Standard Chartered Bank Nigeria Limited has denied committing any offence which could attract sanction from the Central Bank of Nigeria (CBN).
Standard Chartered is among the four commercial banks that the apex bank fined for alleged breaches of foreign exchange regulations in connection with foreign currency remittances.
The CBN had alleged improper dividend repatriations by MTN Nigeria and requested that $8.1 billion be returned to the coffers of the banking regulator.
Of the N5.8 billion fine, Standard Chartered Bank got N2.4 billion, the highest fine.
But the bank said it did not enter into any illegal deal with MTN Nigeria.
“These transactions, some of which date back to 2001, were in respect of foreign currency remittances backed by Certificates of Capital Importation (CCIs) issued in favour of our client, MTN Nigeria Communications Limited,” the bank said in a statement.
“The bank has sent a detailed and comprehensive response to the CBN on the purported infractions and has refuted all allegations of any wrongdoing.
“As in all countries where the Bank operates, Standard Chartered Bank Nigeria Limited remains committed to ensuring that all its processes and procedures adhere to the highest levels of corporate governance, controls and compliance with applicable laws of the jurisdiction.”
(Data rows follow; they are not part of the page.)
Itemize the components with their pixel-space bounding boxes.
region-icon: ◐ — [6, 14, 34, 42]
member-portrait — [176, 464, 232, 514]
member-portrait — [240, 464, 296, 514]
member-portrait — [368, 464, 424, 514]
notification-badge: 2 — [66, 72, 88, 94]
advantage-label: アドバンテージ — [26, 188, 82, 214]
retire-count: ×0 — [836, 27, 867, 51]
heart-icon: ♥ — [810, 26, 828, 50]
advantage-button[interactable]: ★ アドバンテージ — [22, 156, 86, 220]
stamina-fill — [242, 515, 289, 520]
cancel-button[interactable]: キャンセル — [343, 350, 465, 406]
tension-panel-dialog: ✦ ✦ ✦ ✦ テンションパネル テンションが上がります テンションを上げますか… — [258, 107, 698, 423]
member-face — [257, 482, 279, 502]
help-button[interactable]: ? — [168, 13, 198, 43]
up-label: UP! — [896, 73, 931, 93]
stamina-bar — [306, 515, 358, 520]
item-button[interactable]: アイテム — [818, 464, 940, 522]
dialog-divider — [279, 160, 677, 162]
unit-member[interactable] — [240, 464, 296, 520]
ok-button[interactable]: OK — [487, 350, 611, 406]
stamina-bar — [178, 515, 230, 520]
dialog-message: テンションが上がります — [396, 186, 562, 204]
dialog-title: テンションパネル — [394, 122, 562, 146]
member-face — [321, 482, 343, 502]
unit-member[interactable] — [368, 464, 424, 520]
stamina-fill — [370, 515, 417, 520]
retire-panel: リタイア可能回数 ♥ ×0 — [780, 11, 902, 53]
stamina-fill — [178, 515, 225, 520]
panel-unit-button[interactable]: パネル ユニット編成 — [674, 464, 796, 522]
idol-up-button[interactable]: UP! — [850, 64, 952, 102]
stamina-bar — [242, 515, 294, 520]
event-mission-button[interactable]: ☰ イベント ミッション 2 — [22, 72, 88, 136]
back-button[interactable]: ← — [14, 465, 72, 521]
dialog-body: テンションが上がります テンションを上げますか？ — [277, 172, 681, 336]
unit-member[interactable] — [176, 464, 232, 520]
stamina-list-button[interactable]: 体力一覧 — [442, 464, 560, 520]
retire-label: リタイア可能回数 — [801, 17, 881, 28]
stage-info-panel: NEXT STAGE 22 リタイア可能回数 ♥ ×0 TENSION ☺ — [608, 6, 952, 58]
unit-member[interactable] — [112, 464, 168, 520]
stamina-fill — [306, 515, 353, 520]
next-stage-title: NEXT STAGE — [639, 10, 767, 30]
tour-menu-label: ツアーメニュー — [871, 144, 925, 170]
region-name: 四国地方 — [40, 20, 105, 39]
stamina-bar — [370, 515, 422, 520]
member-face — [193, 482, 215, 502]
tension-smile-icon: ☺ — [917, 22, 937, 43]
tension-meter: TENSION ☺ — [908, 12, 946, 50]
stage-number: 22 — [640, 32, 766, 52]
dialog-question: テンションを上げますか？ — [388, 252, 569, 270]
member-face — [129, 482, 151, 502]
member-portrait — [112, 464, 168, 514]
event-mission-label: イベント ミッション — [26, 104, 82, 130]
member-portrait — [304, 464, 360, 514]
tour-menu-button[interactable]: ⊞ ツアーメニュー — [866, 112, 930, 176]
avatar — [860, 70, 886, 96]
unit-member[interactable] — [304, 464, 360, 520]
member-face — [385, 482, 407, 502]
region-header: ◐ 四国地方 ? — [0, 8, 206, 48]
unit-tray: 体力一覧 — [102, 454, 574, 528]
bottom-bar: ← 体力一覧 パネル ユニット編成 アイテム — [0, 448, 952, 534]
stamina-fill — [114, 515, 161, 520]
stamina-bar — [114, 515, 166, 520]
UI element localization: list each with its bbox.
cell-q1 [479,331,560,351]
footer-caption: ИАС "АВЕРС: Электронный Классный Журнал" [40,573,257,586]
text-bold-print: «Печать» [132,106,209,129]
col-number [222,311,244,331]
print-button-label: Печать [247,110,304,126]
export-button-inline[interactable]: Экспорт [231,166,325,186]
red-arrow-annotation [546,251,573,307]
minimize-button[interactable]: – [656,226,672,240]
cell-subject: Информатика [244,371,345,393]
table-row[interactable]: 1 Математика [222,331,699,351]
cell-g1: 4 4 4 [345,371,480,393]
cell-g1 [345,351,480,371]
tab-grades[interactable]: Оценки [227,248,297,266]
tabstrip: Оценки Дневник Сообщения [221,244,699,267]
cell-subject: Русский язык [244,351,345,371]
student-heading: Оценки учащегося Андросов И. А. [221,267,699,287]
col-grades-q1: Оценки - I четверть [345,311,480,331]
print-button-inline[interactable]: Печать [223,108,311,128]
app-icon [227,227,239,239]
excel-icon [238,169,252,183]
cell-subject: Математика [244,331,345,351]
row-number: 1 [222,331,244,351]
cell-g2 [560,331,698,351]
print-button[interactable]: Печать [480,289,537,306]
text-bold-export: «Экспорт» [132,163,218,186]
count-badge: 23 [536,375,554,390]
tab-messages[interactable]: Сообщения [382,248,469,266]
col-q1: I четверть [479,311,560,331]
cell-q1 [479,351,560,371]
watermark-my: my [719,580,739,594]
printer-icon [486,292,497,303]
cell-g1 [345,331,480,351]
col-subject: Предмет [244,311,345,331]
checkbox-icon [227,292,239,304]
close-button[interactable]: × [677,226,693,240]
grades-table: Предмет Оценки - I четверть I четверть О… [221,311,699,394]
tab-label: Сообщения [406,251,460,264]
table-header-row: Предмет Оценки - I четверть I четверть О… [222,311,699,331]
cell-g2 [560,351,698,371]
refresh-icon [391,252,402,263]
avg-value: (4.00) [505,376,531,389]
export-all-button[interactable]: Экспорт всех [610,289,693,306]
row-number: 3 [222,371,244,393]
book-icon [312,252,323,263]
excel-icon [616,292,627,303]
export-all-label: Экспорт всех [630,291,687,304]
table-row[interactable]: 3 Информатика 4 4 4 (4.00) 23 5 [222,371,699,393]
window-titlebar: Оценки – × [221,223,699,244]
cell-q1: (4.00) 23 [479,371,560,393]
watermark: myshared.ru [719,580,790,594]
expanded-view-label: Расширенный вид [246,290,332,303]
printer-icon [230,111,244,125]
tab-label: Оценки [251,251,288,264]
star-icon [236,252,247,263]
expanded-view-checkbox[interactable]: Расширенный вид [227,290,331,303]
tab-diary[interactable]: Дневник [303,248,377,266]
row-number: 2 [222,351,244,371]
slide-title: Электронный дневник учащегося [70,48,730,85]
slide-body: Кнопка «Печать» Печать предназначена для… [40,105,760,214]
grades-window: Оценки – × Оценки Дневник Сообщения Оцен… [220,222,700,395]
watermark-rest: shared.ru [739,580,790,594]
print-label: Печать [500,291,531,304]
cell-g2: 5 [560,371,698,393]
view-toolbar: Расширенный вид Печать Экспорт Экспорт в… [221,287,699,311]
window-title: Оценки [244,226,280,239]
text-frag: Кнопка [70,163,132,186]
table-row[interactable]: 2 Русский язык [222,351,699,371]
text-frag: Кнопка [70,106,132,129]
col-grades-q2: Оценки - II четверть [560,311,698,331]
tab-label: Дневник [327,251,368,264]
The statement quoted Dayo Aderugbo, head, corporate affairs, brand and marketing, as saying: ”I would like to reiterate to our stakeholders that in Nigeria, as in all countries where Standard Chartered operates, we conduct, and remain committed to carrying on our business in compliance with all relevant laws and regulations. The Board and Management of the Bank hereby use this opportunity to advise its valued clients that the action of the Central Bank of Nigeria (CBN) does not impact their ability to engage with the Bank for their personal, business and corporate transactions. ”
Earlier on Monday, MTN filed a suit against CBN and the attorney-general of the federation to seek a restraining order and also an injunction to protect its assets and shareholder rights.